Public Cervix Announcement: how Annie Sprinkle went from porn star to ‘sex educator’

What on Earth does it mean to be “body positive” in the 2020s? The movement has seemingly come to a screeching halt in the midst of accessible cosmetic surgery, weight loss injections and emaciated, silicon-faced stars from the movies looking like a yassified Gollum everywhere you look.

It’s easy to throw your hands up at the world, say “we’ve lost” and spend the rest of your days navel-gazing while wishing you could still play those early Lizzo records on repeat without feeling like a traitor. Or, you could accept that the very idea of “body positivity” is something that, like our bodies, is ever-changing and entirely our own. It can be whatever we want it to be, and, as shown by the work of Annie Sprinkle, this isn’t a new attitude to have, far from it.

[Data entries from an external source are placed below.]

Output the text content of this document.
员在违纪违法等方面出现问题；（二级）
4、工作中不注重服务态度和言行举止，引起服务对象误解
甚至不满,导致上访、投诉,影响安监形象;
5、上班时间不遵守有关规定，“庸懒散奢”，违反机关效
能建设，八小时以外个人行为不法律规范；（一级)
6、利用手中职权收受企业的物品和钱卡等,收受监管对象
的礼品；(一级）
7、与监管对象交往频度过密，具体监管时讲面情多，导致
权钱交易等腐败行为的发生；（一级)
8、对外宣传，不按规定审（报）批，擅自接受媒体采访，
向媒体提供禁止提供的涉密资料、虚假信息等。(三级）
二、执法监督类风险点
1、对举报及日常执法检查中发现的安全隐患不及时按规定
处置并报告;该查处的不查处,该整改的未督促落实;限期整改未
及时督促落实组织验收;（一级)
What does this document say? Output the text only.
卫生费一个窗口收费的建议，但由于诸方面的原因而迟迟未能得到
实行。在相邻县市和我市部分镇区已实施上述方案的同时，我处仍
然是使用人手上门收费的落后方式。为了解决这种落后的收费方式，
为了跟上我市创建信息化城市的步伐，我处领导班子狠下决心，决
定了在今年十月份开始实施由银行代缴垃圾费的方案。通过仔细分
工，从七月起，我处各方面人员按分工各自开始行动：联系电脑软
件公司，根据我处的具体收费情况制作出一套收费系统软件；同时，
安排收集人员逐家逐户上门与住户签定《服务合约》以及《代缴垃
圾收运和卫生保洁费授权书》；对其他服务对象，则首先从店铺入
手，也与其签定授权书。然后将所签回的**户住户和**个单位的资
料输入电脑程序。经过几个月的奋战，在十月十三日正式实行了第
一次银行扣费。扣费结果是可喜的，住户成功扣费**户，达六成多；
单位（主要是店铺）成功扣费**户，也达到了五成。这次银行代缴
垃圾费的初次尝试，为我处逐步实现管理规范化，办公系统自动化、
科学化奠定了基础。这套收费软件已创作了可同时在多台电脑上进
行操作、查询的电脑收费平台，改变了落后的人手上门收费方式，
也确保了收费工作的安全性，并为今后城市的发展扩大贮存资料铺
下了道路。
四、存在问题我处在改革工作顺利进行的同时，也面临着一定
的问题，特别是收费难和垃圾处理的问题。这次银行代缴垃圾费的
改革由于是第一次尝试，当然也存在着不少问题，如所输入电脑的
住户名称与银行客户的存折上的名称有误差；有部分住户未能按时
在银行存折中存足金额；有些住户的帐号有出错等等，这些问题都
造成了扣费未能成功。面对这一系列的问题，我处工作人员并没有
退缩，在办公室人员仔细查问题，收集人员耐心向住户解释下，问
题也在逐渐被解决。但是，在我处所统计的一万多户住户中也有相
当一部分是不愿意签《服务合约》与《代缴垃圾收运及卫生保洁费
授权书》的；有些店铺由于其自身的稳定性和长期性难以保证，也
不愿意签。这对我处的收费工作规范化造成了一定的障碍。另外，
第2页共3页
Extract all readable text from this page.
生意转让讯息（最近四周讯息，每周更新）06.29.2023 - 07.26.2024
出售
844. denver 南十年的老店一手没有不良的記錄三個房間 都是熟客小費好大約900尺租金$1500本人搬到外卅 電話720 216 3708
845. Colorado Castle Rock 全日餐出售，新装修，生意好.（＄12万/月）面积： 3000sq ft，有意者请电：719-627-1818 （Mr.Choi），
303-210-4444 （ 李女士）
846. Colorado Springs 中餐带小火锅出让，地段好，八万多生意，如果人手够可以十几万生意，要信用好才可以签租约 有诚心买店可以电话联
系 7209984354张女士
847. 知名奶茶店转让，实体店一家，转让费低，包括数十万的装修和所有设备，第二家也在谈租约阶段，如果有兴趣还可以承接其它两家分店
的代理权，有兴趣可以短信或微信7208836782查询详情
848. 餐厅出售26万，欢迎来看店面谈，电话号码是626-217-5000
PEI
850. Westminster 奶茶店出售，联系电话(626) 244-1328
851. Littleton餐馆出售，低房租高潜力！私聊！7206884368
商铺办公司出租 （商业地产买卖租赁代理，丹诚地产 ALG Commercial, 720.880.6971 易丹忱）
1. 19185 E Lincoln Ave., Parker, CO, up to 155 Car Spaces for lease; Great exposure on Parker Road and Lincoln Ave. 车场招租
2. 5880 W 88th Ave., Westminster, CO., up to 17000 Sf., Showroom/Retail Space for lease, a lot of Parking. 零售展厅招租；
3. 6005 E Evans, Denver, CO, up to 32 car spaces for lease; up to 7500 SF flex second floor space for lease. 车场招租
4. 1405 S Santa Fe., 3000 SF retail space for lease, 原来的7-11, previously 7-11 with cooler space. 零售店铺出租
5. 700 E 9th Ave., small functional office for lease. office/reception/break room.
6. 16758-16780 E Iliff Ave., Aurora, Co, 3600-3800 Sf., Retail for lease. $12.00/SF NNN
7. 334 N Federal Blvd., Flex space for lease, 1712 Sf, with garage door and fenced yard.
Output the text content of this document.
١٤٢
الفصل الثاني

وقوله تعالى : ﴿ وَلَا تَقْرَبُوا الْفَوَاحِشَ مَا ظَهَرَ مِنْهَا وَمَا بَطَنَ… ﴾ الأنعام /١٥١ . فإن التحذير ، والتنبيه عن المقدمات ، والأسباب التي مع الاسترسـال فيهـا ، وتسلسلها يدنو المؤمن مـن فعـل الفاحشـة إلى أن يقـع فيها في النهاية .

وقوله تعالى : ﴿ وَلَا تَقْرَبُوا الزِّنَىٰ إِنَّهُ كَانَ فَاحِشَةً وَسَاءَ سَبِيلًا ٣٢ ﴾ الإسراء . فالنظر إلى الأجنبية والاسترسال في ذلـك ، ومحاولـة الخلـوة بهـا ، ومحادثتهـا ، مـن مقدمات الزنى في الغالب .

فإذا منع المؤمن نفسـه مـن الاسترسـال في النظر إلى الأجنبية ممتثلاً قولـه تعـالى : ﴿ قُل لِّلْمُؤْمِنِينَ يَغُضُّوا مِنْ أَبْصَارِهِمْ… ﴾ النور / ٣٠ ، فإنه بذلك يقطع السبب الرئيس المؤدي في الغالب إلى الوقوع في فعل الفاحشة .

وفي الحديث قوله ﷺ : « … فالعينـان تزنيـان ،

Born Ellen F Steinberg in Philadelphia, Pennsylvania, the story of Annie Sprinkle begins at the movies. At 18, her family were living in Tucson, Arizona and Sprinkle herself was working at the ticket booth of her local cinema, the Cineplaze Theatre – secretly, the theatre was showing screenings of Deep Throat, which were very much against local law, and when the theatre was busted by the cops, Sprinkle was hauled into court as a witness.

Hilariously, this was where she met Gerard Damiano, the director of Deep Throat, and despite being at a court date to convict him as a criminal, she became his mistress during the case and departed Tucson for New York City, where she lived for 22 years – being Damiano’s mistress gave her an in to her first job as a porn actress, where she took on the professional moniker that we know her by today, but it wasn’t long before she started really pushing the envelope for what a porn actress could be.

Over time, she went from prostitute and porn star to sex educator and artist. This wasn’t lip service either; Sprinkle absolutely believed in her work as more than mere titilation and she was right to, as well.

Public Cervix Announcement- how Annie Sprinkle went from porn star to 'sex educator'
Credit: Dangerous Minds / Annie Sprinkle

How did Annie Sprinkle become a sex educator?

Fittingly enough for someone who was still an actor, it began with her movies. They began to be as much about educating people about bodies and sexuality as they were about titillating the audience.

However, everything changed once she started transferring her skills from the screen to the stage to become a performance artist. There are few better examples of this than her spectacularly named one-woman show, Public Cervix Announcement. I mean, honestly? Give her the Tony for the name alone.

Turning the idea of the dreaded OB/GYN exam on its head, Sprinkle made it a communal experience where she got up on stage, sat herself on a comfy chair and inserted a doctor’s speculum. After that, anyone who wanted a peek could come up and take a gander. After all, it’s literally just a vagina, loads of people have ’em! Combined with the fact that a whole lot of people had already seen Sprinkle’s yoni, it made sense for hers to be the one combating the stigma around them.

While her work today is perhaps a little less graphic than it once was, she’s retained the basic (if you’ll pardon the turn of phrase) thrust of her work ever since – all of it is about connecting with our bodies in a way that’s natural, pleasurable and joyous, and even when she was diagnosed with breast cancer in 2005, she turned her treatment into erotic art, culminating in a fashion show inspired by chemotherapy.

There’s no vision of the human body that she doesn’t find beautiful, and that’s an inspiration to us all right now – if that’s not genuine body positivity, I don’t know what is.